The S.C.C.M. committee adopted the position that since no cases of auto-resuscitation have been reported after more than one minute of asystole, apnea and unresponsiveness, two minutes of unresponsiveness, apnea and loss of circulation is an acceptable standard for death in those situations in which no resuscitative attempts will be made. There is, of course, no rationale for attempting resuscitation on a dying patient who has requested the cessation of life-sustaining technologies. Such a refusal, in the words of the Vatican’s 1980 Declaration on Euthanasia, is not suicide (or euthanasia) but the “acceptance of the human condition.”

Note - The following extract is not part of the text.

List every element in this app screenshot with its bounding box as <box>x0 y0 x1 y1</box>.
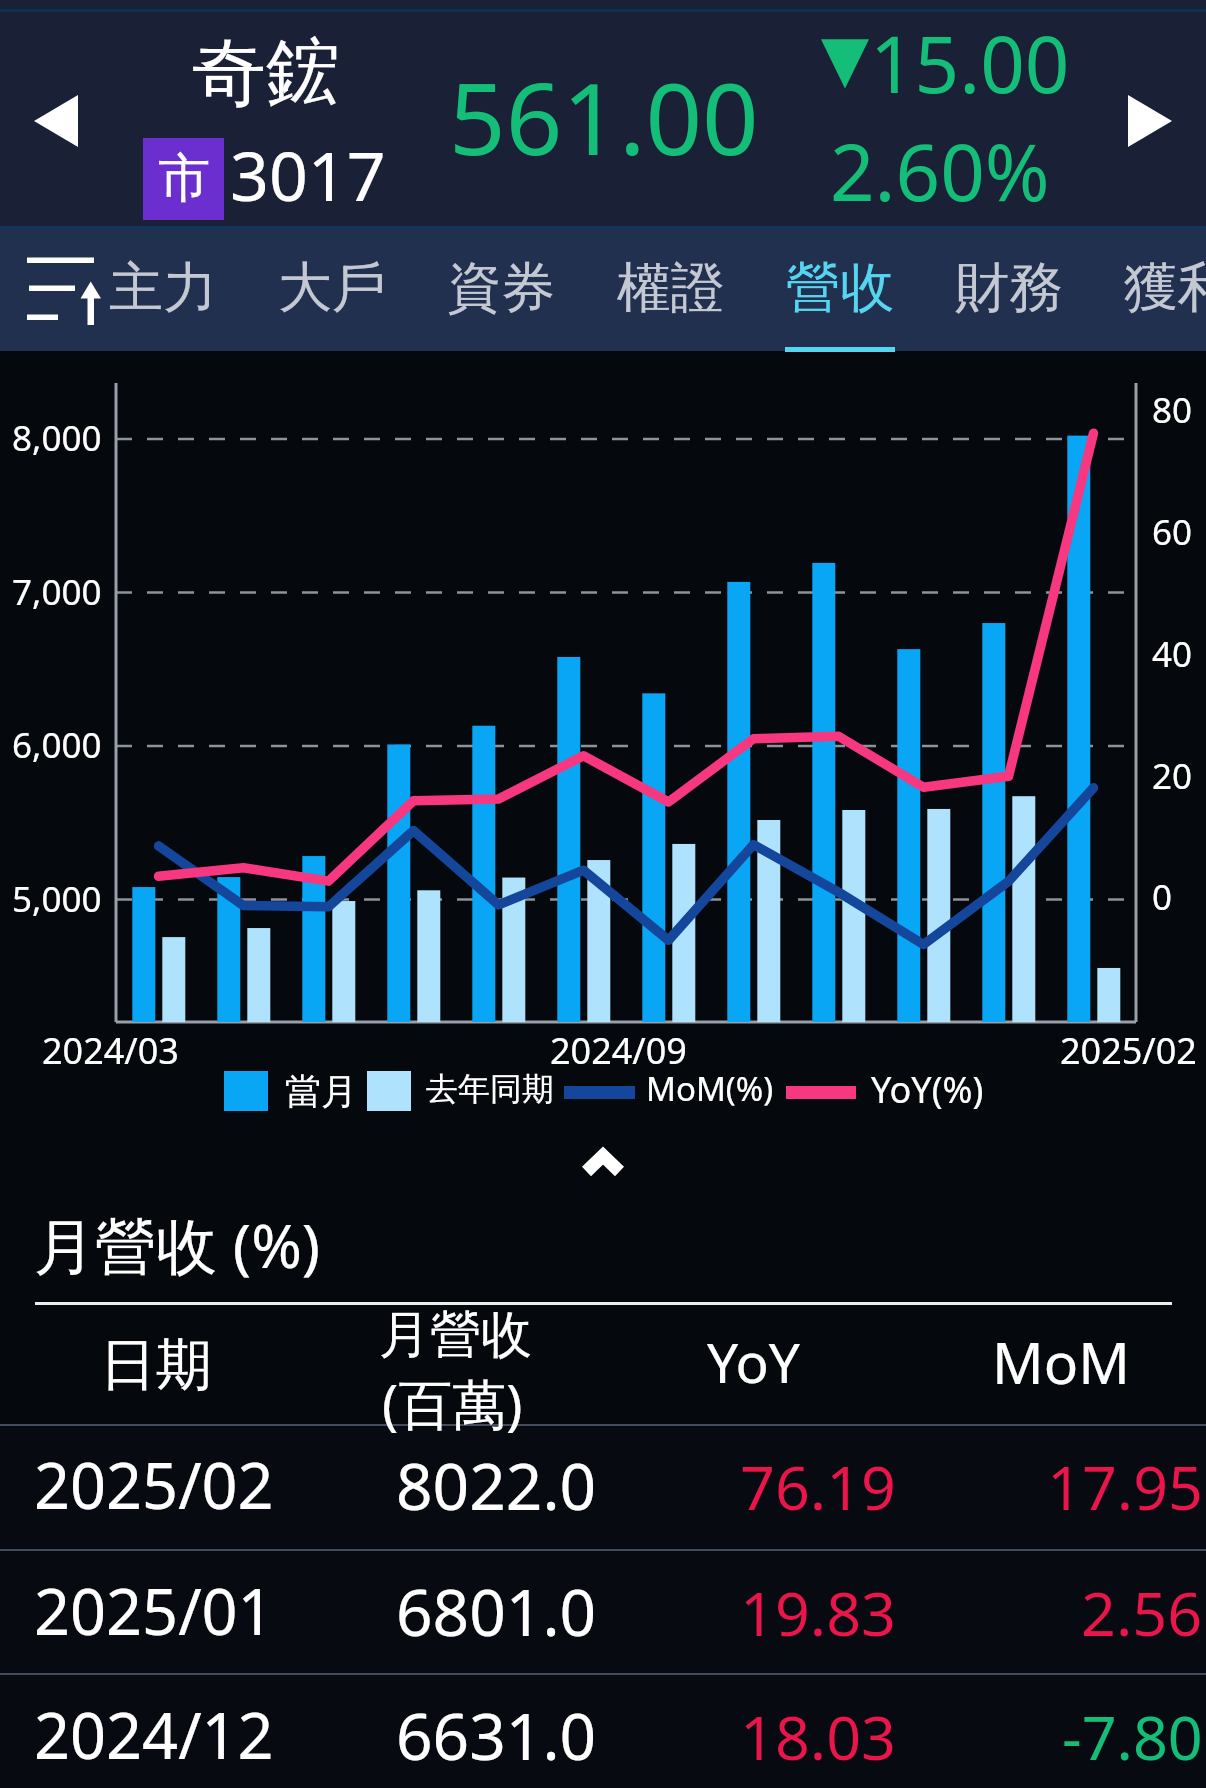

The care of the dying patient who has been designated an organ donor is a special concern for the critical care staff. Attention must be paid to ensure that such patients are treated with the same degree of comfort and dignity as all other I.C.U. patients. Particular attention is also to be paid to pain control, relief of anxiety and continuity of care throughout the process of preparation for donation.

Crucial in all this activity is that whatever procedures are undergone, they be done with the fully informed consent of the patient and/or family. If the patient is transferred from the I.C.U. to the operating room to facilitate the retrieval of organs, the S.C.C.M. committee believes that, contrary to general practice, the family should be given the opportunity to remain with the patient until the moment of death. Accompanying the patient through the journey of life to its very end, instead of what looks like abandoning the patient to a technological demise, may be of crucial importance to the family. The family must be apprised of the environment, of what will occur and of the need for them to take their leave very shortly after death is pronounced. They should also be provided with social and pastoral support throughout the entire process.

With a continuing shortfall of desperately needed human organs, the non-heartbeating cadaver is a valuable alternative source of organs. The S.C.C.M. committee estimates that as many as 20 percent of potential donors are now in this category. And a study at Children’s Hospital of Philadelphia by Tracy Koogler and colleagues indicates that within that institution, the routine use of N.H.B.C.D.’s could increase organ donation in the pediatric population by as much as 42 percent.

Given the critical need for transplantable organs and the potential for successful transplants from non-heartbeating cadaver donors, the careful circumscribing of the ethical and legal parameters of procurement from non-heartbeating cadaver donors by the critical care medical community should significantly advance the acceptance of organ donation from such patients. The task now, as earlier with regard to harvesting organs from those who met neurological criteria for death, is to educate physicians and the public alike of the truth that even in the face of one’s own death, the gift of life can be given—by what Pope John Paul II describes as the “particularly praiseworthy” act of organ donation.